The benefits of using images to illustrate a proof are plain $-$ complicated arguments and endless strings of symbols can be very difficult to understand and pictures can help to give a picture of what's happening. With suitable illustrations you can get intuition for what's going to happen next, and so on.
However, there are a few fairly compelling reasons not to rely on pictures exclusively, a few of which I have listed below.
By using pictures we are very much confined to the so-called real world. Sure, we can get lots of intuition for low-dimensional topology by drawing tori, but this isn't going to get us far if we want to study $3$- or $4$-manifolds, let alone manifolds in higher dimensions.
As category theory has done such a good job of showing over the last half-century or so, there are deep-rooted connections between all sorts of mathematical objects and fields which are not at all obvious. If we limit our understanding of certain objects and results to what we see in pictures, then these connections are likely to go unnoticed.

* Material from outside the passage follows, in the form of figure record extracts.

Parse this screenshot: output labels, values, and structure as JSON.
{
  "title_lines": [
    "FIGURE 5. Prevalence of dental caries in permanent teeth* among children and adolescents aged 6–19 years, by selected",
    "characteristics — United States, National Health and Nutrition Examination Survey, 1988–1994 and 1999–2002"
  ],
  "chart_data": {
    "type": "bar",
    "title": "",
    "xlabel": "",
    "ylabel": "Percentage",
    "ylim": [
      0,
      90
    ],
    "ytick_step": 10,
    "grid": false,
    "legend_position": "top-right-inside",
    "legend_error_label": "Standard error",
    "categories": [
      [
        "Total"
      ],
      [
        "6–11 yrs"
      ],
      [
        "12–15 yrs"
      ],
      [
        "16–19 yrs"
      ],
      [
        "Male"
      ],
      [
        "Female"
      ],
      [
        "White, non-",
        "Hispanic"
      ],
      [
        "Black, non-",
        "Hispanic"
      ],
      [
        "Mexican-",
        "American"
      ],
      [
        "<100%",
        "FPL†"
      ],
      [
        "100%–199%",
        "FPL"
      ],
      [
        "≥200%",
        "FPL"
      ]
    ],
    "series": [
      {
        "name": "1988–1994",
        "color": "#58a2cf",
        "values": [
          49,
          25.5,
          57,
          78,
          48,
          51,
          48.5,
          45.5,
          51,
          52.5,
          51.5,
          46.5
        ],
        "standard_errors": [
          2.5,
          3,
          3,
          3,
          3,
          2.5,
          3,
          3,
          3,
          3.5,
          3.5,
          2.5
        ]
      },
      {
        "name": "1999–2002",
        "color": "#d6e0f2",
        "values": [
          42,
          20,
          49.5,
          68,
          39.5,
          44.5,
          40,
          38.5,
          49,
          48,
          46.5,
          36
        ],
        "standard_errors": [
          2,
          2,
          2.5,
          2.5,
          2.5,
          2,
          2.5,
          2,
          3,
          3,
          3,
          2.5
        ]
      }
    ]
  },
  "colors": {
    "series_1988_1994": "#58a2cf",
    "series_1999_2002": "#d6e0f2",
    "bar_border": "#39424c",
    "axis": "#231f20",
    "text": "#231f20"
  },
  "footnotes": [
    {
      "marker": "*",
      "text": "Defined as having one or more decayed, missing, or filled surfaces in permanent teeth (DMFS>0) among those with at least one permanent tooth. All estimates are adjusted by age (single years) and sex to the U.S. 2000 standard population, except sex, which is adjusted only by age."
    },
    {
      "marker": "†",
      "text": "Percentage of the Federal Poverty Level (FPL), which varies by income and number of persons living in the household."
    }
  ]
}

Mathematics is all about abstraction. By using pictures as a means of doing maths rather than merely illustrating it, we are working exclusively in the concrete. Just because a result holds in one picture I've drawn, why must it hold in all such pictures? Can it hold in other settings? Must we draw pictures of all such settings in order to prove this result? Etc.
Using pictures to do mathematics relies heavily on the accuracy of the pictures, as illustrated in the link in your question.
It is not fair to say that using pictures is the same as geometrical thinking. It might assist geometrical thinking, and it might even form the basis of geometrical thinking, but this thinking is not the maths itself. The maths is what follows, when the intuition is translated into a formal argument.
This isn't to say that pictures shouldn't be used at all. In fact, not using illustrations at all may be almost as damaging as using them exclusively! I mentioned category theory, and I can't say how much harder it would be to understand if we didn't use commutative diagrams.